The Best Ways To Use Your Outer Cabbage Leaves

If you've ever grown your own produce, you already know that the fruits and vegetables we buy at the grocery store are just a fraction of what actually grows out of the ground (via Where are the Chickens). Take cabbages, for example. If you grow them yourself you'll quickly realize they have large, dark, tough outer leaves that almost never make it to our plates, but that's not because they shouldn't.

In fact, as the blogger and amateur gardener behind Where are the Chickens explains, these leaves are definitely edible even if they don't look like the cabbage you know and love. They may be a bit tough and even have a spiky texture to them, but that's no reason to toss all of your hard work into the compost heap. Instead, they recommend making the most of all that surface area by turning them into cabbage wraps! To get the best results, parboil the leaves for a few minutes first to soften them before stuffing, baking, and serving (via The Spruce Eats). Or, if you're not a fan of wraps, you could try shredding the leaves to make a cabbage slaw. If this sounds like more trouble than it's worth, chances are you just don't know how many nutrients those added leaves are hiding.

The truth about all those food scraps you're throwing away

We could all use more fiber, vitamins, and essential nutrients in our diets, and it might be easier for us to get them if we stopped tossing them in the trash can. Everything from beet greens (when was the last time you cooked those?) to carrot tops to orange peels could be adding health benefits to your diet (via health enews). In particular, those outer cabbage leaves are a great source of vitamins A, C, and B, which are crucial for maintaining everything from your eyesight to bone health, metabolism, and even your immune system (via ABC News).

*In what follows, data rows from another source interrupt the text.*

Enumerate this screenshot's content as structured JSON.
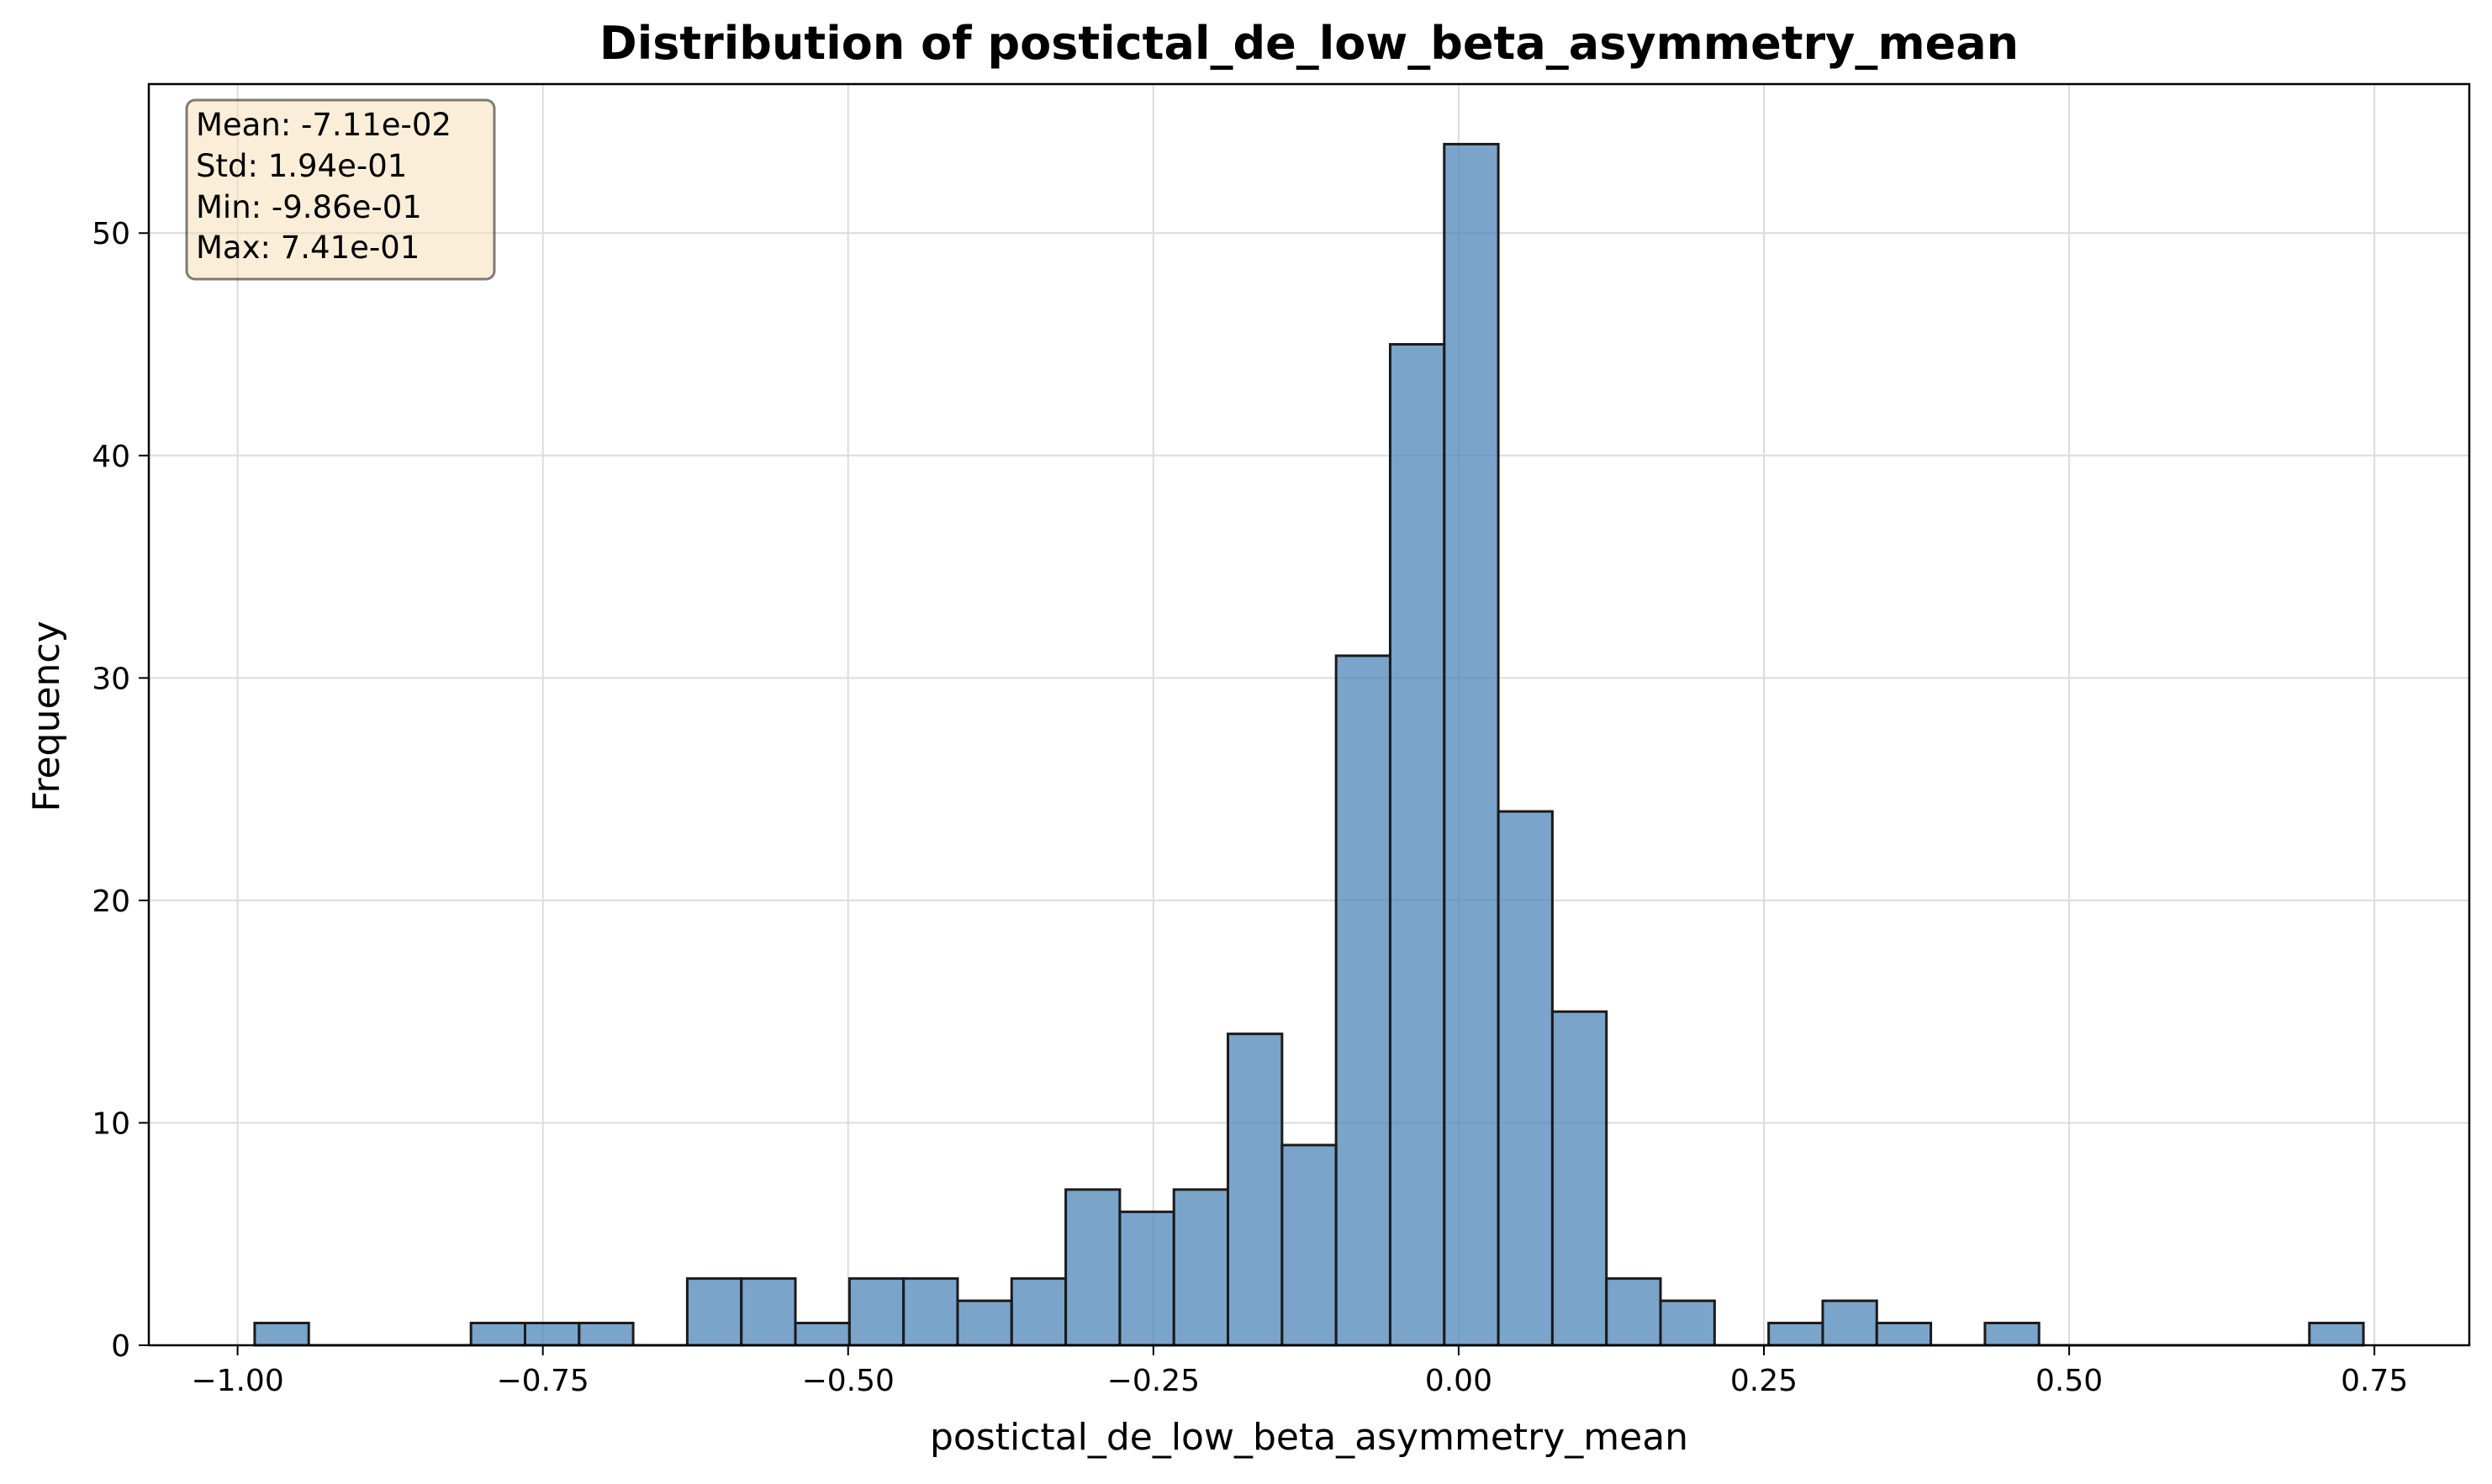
{
  "chart_data": {
    "type": "bar",
    "title": "Distribution of postictal_de_low_beta_asymmetry_mean",
    "xlabel": "postictal_de_low_beta_asymmetry_mean",
    "ylabel": "Frequency",
    "xlim": [
      -1.0727,
      0.8277
    ],
    "ylim": [
      0,
      56.7
    ],
    "xticks": [
      -1.0,
      -0.75,
      -0.5,
      -0.25,
      0.0,
      0.25,
      0.5,
      0.75
    ],
    "xtick_labels": [
      "−1.00",
      "−0.75",
      "−0.50",
      "−0.25",
      "0.00",
      "0.25",
      "0.50",
      "0.75"
    ],
    "yticks": [
      0,
      10,
      20,
      30,
      40,
      50
    ],
    "ytick_labels": [
      "0",
      "10",
      "20",
      "30",
      "40",
      "50"
    ],
    "grid": true,
    "bar_color": "#4f86ba",
    "bar_alpha": 0.75,
    "edge_color": "#1b1b1b",
    "bins": {
      "start": -0.986,
      "end": 0.741,
      "counts": [
        1,
        0,
        0,
        0,
        1,
        1,
        1,
        0,
        3,
        3,
        1,
        3,
        3,
        2,
        3,
        7,
        6,
        7,
        14,
        9,
        31,
        45,
        54,
        24,
        15,
        3,
        2,
        0,
        1,
        2,
        1,
        0,
        1,
        0,
        0,
        0,
        0,
        0,
        1
      ]
    },
    "stats_box": {
      "lines": [
        "Mean: -7.11e-02",
        "Std: 1.94e-01",
        "Min: -9.86e-01",
        "Max: 7.41e-01"
      ],
      "facecolor": "#f5deb3",
      "alpha": 0.5
    }
  }
}
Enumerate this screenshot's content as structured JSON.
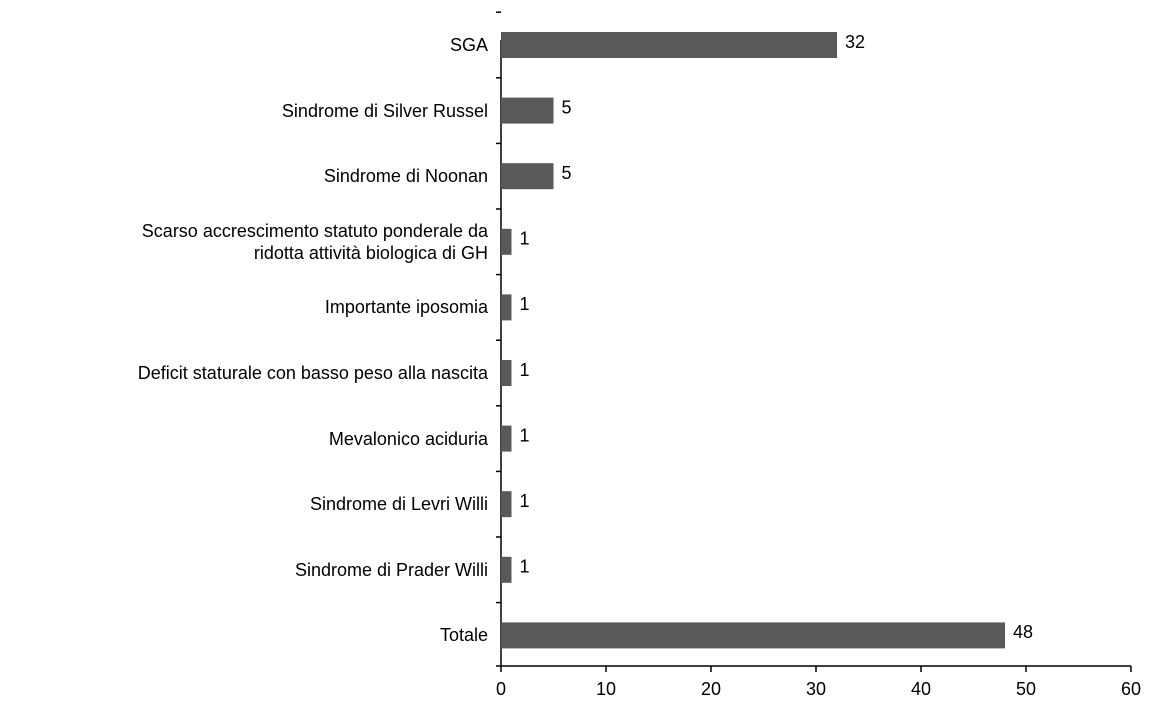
{
  "chart_data": {
    "type": "hbar",
    "categories": [
      "SGA",
      "Sindrome di Silver Russel",
      "Sindrome di Noonan",
      "Scarso accrescimento statuto ponderale da\nridotta attività biologica di GH",
      "Importante iposomia",
      "Deficit staturale con basso peso alla nascita",
      "Mevalonico aciduria",
      "Sindrome di Levri Willi",
      "Sindrome di Prader Willi",
      "Totale"
    ],
    "values": [
      32,
      5,
      5,
      1,
      1,
      1,
      1,
      1,
      1,
      48
    ],
    "color": "#595959",
    "xlim": [
      0,
      60
    ],
    "xticks": [
      0,
      10,
      20,
      30,
      40,
      50,
      60
    ]
  }
}
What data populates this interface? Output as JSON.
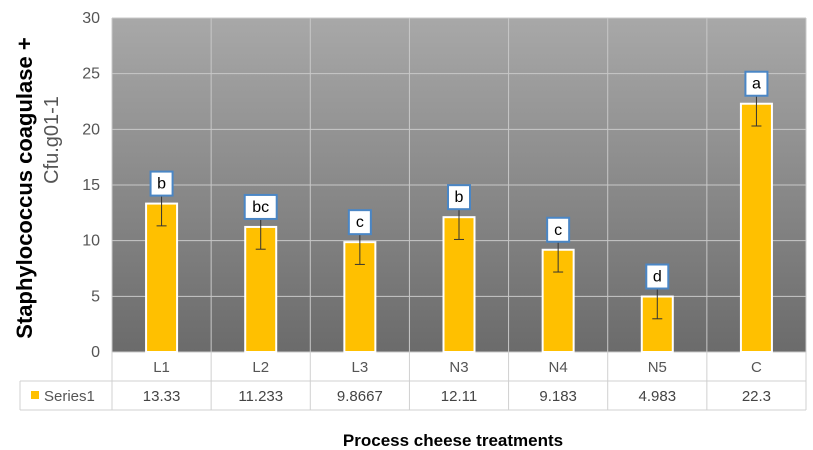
{
  "chart_data": {
    "type": "bar",
    "categories": [
      "L1",
      "L2",
      "L3",
      "N3",
      "N4",
      "N5",
      "C"
    ],
    "series": [
      {
        "name": "Series1",
        "values": [
          13.33,
          11.233,
          9.8667,
          12.11,
          9.183,
          4.983,
          22.3
        ],
        "value_labels": [
          "13.33",
          "11.233",
          "9.8667",
          "12.11",
          "9.183",
          "4.983",
          "22.3"
        ],
        "error": [
          2.0,
          2.0,
          2.0,
          2.0,
          2.0,
          2.0,
          2.0
        ],
        "significance_letters": [
          "b",
          "bc",
          "c",
          "b",
          "c",
          "d",
          "a"
        ],
        "color": "#FFC000"
      }
    ],
    "ylabel": "Staphylococcus coagulase +",
    "ylabel_unit": "Cfu.g01-1",
    "xlabel": "Process cheese treatments",
    "ylim": [
      0,
      30
    ],
    "yticks": [
      "0",
      "5",
      "10",
      "15",
      "20",
      "25",
      "30"
    ],
    "grid": true,
    "legend": "data-table",
    "plot_background": [
      "#A8A8A8",
      "#6B6B6B"
    ],
    "label_box_border": "#4A86C5"
  }
}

Of course, it's not just cabbage you've been underutilizing. For instance, you could chop up and sauté the heavy leaves around cauliflower, just like you would those outer cabbage leaves for "a silky version of a cabbage leaf, with a hint of cauliflower" (via The New York Times). And that's just the tip of the iceberg lettuce. Once you realize all the potentially tasty and healthy pits, leaves, flowers, and stalks you're stripping away from your produce, you may never go back.